As a young child, this speech thing was difficult for me to comprehend for some reason. You wouldn’t know it now, but I had a bit of a speech impediment. I spoke with a bit of a lisp. It sounded like a really feminine gay person. My grandpa tells me to try saying whatever word I had difficulty with over again, but this time with my teeth in, HA. Minor impediments like this can be easily reversed with enough practice and time. I remember my parents tried that “hooked on phonics” game, the commercials at the end would be these kids saying, “Hooked on phonics works for me!” That shit did not work for me, I think we tried it once, and I was done with that game. It’s mostly meant to help with reading comprehension…I guess?

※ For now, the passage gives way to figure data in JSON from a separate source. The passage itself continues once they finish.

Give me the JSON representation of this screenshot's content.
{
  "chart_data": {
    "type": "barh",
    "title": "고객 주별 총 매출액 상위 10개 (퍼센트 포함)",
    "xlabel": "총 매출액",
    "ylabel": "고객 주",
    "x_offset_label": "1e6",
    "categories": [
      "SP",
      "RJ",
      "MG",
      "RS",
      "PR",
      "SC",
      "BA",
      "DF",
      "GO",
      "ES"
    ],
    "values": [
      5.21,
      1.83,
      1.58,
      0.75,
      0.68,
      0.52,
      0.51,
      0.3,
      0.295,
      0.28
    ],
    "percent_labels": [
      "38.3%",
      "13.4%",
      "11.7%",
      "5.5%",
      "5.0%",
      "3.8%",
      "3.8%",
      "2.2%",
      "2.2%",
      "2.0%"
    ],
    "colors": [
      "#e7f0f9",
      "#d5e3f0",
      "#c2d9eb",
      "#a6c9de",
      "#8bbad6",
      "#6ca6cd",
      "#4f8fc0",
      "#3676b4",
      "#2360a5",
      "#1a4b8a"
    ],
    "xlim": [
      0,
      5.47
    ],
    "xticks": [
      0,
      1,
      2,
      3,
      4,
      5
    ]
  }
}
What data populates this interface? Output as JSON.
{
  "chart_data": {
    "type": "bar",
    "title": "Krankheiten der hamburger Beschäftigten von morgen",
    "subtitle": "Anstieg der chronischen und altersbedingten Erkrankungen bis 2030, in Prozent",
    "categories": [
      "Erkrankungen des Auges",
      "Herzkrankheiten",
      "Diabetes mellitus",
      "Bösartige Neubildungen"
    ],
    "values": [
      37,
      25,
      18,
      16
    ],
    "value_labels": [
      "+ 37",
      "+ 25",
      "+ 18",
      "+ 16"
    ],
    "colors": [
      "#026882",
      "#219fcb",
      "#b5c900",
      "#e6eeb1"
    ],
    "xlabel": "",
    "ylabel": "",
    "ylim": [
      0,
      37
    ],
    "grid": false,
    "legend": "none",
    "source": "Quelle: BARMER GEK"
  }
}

Haptic perception is the process of recognizing objects through touch. James J. Gibson defined the haptic system as “The sensibility of the individual to the world adjacent to his body by use of his body.” It involves a combination of somatosensory perception of patterns on the skin surface (e.g., edges, curvature, and texture) and proprioception of hand position and conformation. People can rapidly and accurately identify three-dimensional objects by touch. This involves exploratory procedures, such as moving the fingers over the object’s outer surface or holding the entire object in hand. Haptic perception relies on the forces experienced during touch.
Taste (or, the more formal term, gustation) is the ability to perceive the flavour of substances, including, but not limited to, food. Humans receive tastes through sensory organs called taste buds or gustatory calyculi found on the tongue’s upper surface. The human tongue has 100 to 150 taste receptor cells on each of its roughly ten thousand taste buds. There are five primary tastes: sweetness, bitterness, sourness, saltiness, and umami. Other tastes can be copied by combining these basic tastes. The recognition and awareness of umami is a relatively recent development in western foods. The basic tastes partially contribute to the sensation and flavour of food in the mouth — other factors include smell, detected by the olfactory epithelium of the nose, texture, detected through various mechanoreceptors, muscle nerves, and temperature, detected by thermoreceptors. All basic tastes are classified as either appetitive or aversive, depending upon whether the things they sense are harmful or beneficial.
All Other Senses
Other senses enable perception of body balance, acceleration, gravity, the position of body parts, temperature, pain, time, and perception of internal senses such as suffocation, gag reflex, intestinal distention, the fullness of rectum and
urinary bladder, and sensations felt in the throat and lungs. In some cases, when people lose a limb, they experience what is called phantom limb syndrome. One can experience the sense of itching or pain where that limb once was or thinking they are moving that specific body part.